Pensar que “no pasa nada” llevó a lamentar 194 muertes
—Cromañón vino poco después de la crisis de 2001. Dos golpes muy fuertes a la sociedad y a la juventud. A casi veinte años de Cromañón y después de dos años de pandemia, ¿qué huellas quedan? ¿Es una tragedia vigente?
—Lo que hizo Cromanón fue darles visibilidad a muchos chicos que no aparecían ni en radio ni en tevé ni en revistas ni diarios. Gran parte de la sociedad adulta —incluidos los padres de víctimas— ignoraban la existencia de lugares tan precarios como Cromañón. Y quienes sí debían cuidarlos miraban para otro lado porque era un buen negocio. A veinte años, muchos sectores de la sociedad siguen jugando con fuego. Con otros fuegos quizás. La seguridad de los boliches mejoró al menos un poco y las costumbres en los recitales también. Hoy, a nadie se le ocurriría encender una bengala en un boliche cerrado. Y al que lo hace, seguro que le sacan en dos segundos. Pero, por ejemplo, que en medio de una pandemia y con las posibilidades que da la vacuna, haya más de 5 millones de argentinos no se la hayan aplicado, o que se aglomeren en lugares cerrados, marca que hay una desidia muy grande por la vida. La propia y la de los demás. La falta de empatía es muy evidente en muchos ámbitos. Y eso fue lo que sucedió en Cromañón. Pensar que “no pasa nada” llevó a lamentar 194 muertes.
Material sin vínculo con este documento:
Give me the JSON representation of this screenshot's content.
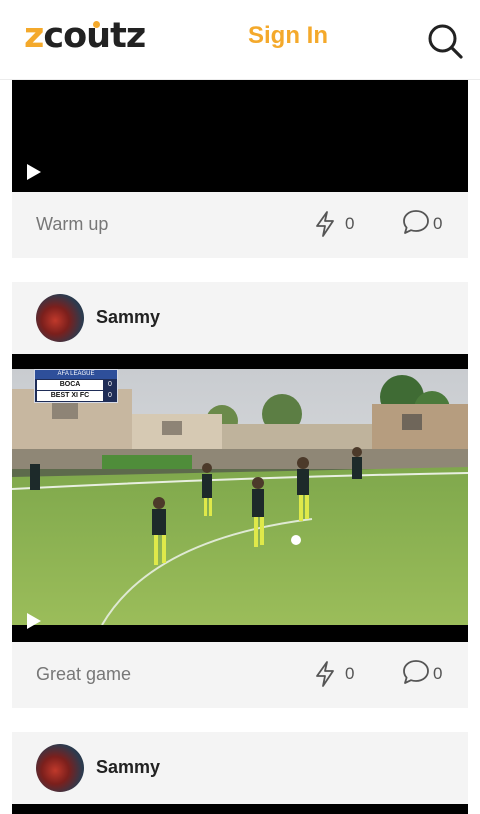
{
  "header": {
    "logo": "zcoutz",
    "signin_label": "Sign In",
    "search_icon": "search-icon"
  },
  "posts": [
    {
      "caption": "Warm up",
      "boosts": "0",
      "comments": "0"
    },
    {
      "author": "Sammy",
      "scoreboard": {
        "league": "AFA LEAGUE",
        "team1": "BOCA",
        "team1_score": "0",
        "team2": "BEST XI FC",
        "team2_score": "0"
      },
      "caption": "Great game",
      "boosts": "0",
      "comments": "0"
    },
    {
      "author": "Sammy"
    }
  ],
  "colors": {
    "accent": "#f4a92b",
    "card": "#f4f4f4",
    "text": "#222222",
    "muted": "#777777"
  }
}
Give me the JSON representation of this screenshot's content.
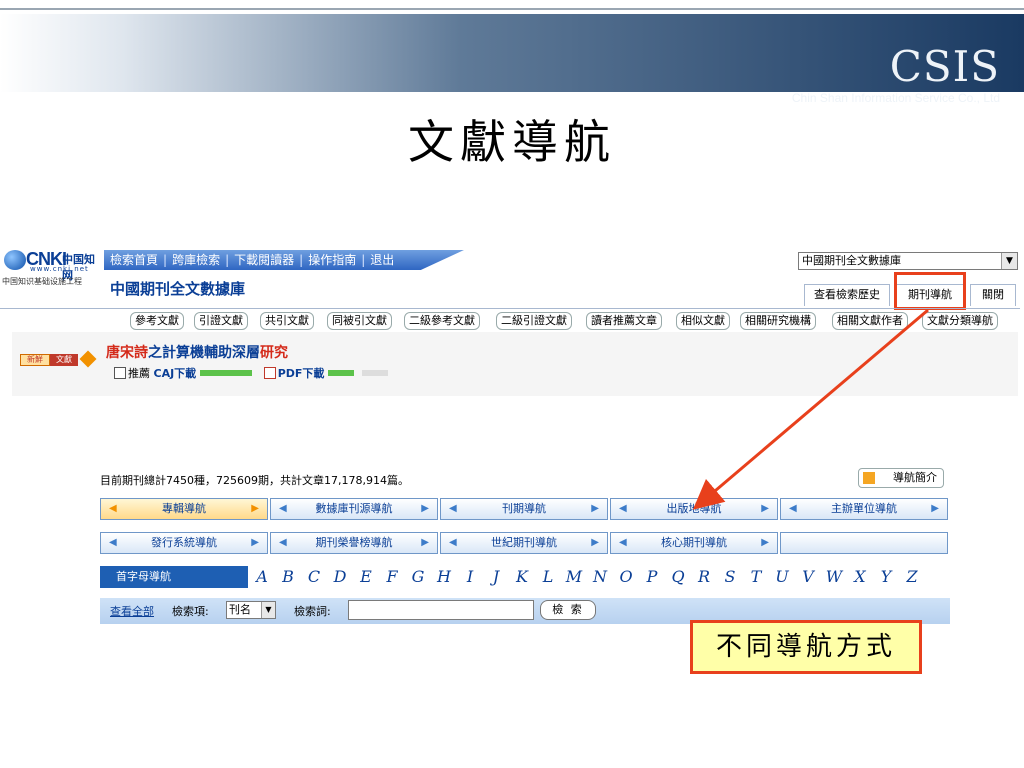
{
  "slide": {
    "logo": "CSIS",
    "company": "Chin Shan Information Service Co., Ltd",
    "title": "文獻導航"
  },
  "cnki": {
    "logo_brand": "CNKI",
    "logo_cn": "中国知网",
    "logo_url": "www.cnki.net",
    "subtitle": "中国知识基础设施工程",
    "nav_items": [
      "檢索首頁",
      "跨庫檢索",
      "下載閱讀器",
      "操作指南",
      "退出"
    ],
    "db_title": "中國期刊全文數據庫",
    "db_select_value": "中國期刊全文數據庫",
    "tabs": {
      "history": "查看檢索歷史",
      "journal_nav": "期刊導航",
      "close": "關閉"
    },
    "ref_buttons": [
      "參考文獻",
      "引證文獻",
      "共引文獻",
      "同被引文獻",
      "二級參考文獻",
      "二級引證文獻",
      "讀者推薦文章",
      "相似文獻",
      "相關研究機構",
      "相關文獻作者",
      "文獻分類導航"
    ],
    "new_badge": [
      "新鮮",
      "文獻"
    ],
    "article": {
      "title_part1": "唐宋詩",
      "title_part2": "之計算機輔助深層",
      "title_part3": "研究",
      "recommend": "推薦",
      "caj": "CAJ下載",
      "pdf": "PDF下載"
    }
  },
  "journal_nav": {
    "stats": "目前期刊總計7450種，725609期，共計文章17,178,914篇。",
    "intro_button": "導航簡介",
    "row1": [
      "專輯導航",
      "數據庫刊源導航",
      "刊期導航",
      "出版地導航",
      "主辦單位導航"
    ],
    "row2": [
      "發行系統導航",
      "期刊榮譽榜導航",
      "世紀期刊導航",
      "核心期刊導航"
    ],
    "letter_label": "首字母導航",
    "letters": [
      "A",
      "B",
      "C",
      "D",
      "E",
      "F",
      "G",
      "H",
      "I",
      "J",
      "K",
      "L",
      "M",
      "N",
      "O",
      "P",
      "Q",
      "R",
      "S",
      "T",
      "U",
      "V",
      "W",
      "X",
      "Y",
      "Z"
    ],
    "search": {
      "view_all": "查看全部",
      "field_label": "檢索項:",
      "field_value": "刊名",
      "keyword_label": "檢索詞:",
      "keyword_value": "",
      "button": "檢 索"
    }
  },
  "callout": "不同導航方式",
  "colors": {
    "highlight": "#e8401c",
    "cnki_blue": "#0b3f96",
    "callout_bg": "#ffffa8"
  }
}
—¿Qué responsabilidades tiene el músico con respecto a la seguridad de su público?
—Creo que la responsabilidad de los músicos varía según sean ellos los que organizan el recital, o si se ponen en manos de una productora. En el caso de Cromañón, Callejeros co-produjo los recitales. Ellos pusieron la seguridad, que estaba a cargo de Lolo Bussi, aunque resultó un personaje menor porque no tenía ningún tipo de voz de mando, no controlaba la situación, era una figura decorativa. Así se filtró la pirotecnia. Y sabían que se iban a poner a la venta 3500 entradas, aunque no está claro que supieran que el aforo autorizado del lugar era de 1031 personas. Huelga decirlo, no eran profesionales de la organización de eventos masivos. Pero cuando el músico sólo va a tocar, ahí su responsabilidad es claramente menor. El mejor ejemplo es Cromañón mismo: antes de Callejeros tocó Ojos Locos, la banda soporte. También se encendieron bengalas, pero ellos sólo habían ido a tocar, por lo que no fueron puestos a consideración de la justicia como responsables de la masacre.
—Mi pregunta iba dirigida no solo a la responsabilidad judicial, sino también a la responsabilidad moral de los músicos de cuidar a su público. Recuerdo un recital de Las Pelotas en el que alguien prende una bengala y Daffunchio interrumpe la canción hasta que la apagan.
—Por supuesto que muchos músicos detienen recitales si ven que sucede algo entre el público. Pero acá no sucedía tanto hasta Cromañón. Después sí, lo empezaron a hacer. El rock se manejó mucho con el diario del lunes en este caso. Las bengalas, hasta Cromañón, se usaban como un argumento para demostrar la “pasión” del público hacia una banda. La famosa futbolización del rock, que incluyó los cantitos de las canchas. No hay más que mirar videos de recitales de esa época o fotografías oficiales de los shows en vivo de las bandas y las revistas especializadas para darse cuenta de que la pirotecnia era, de alguna manera, promovida.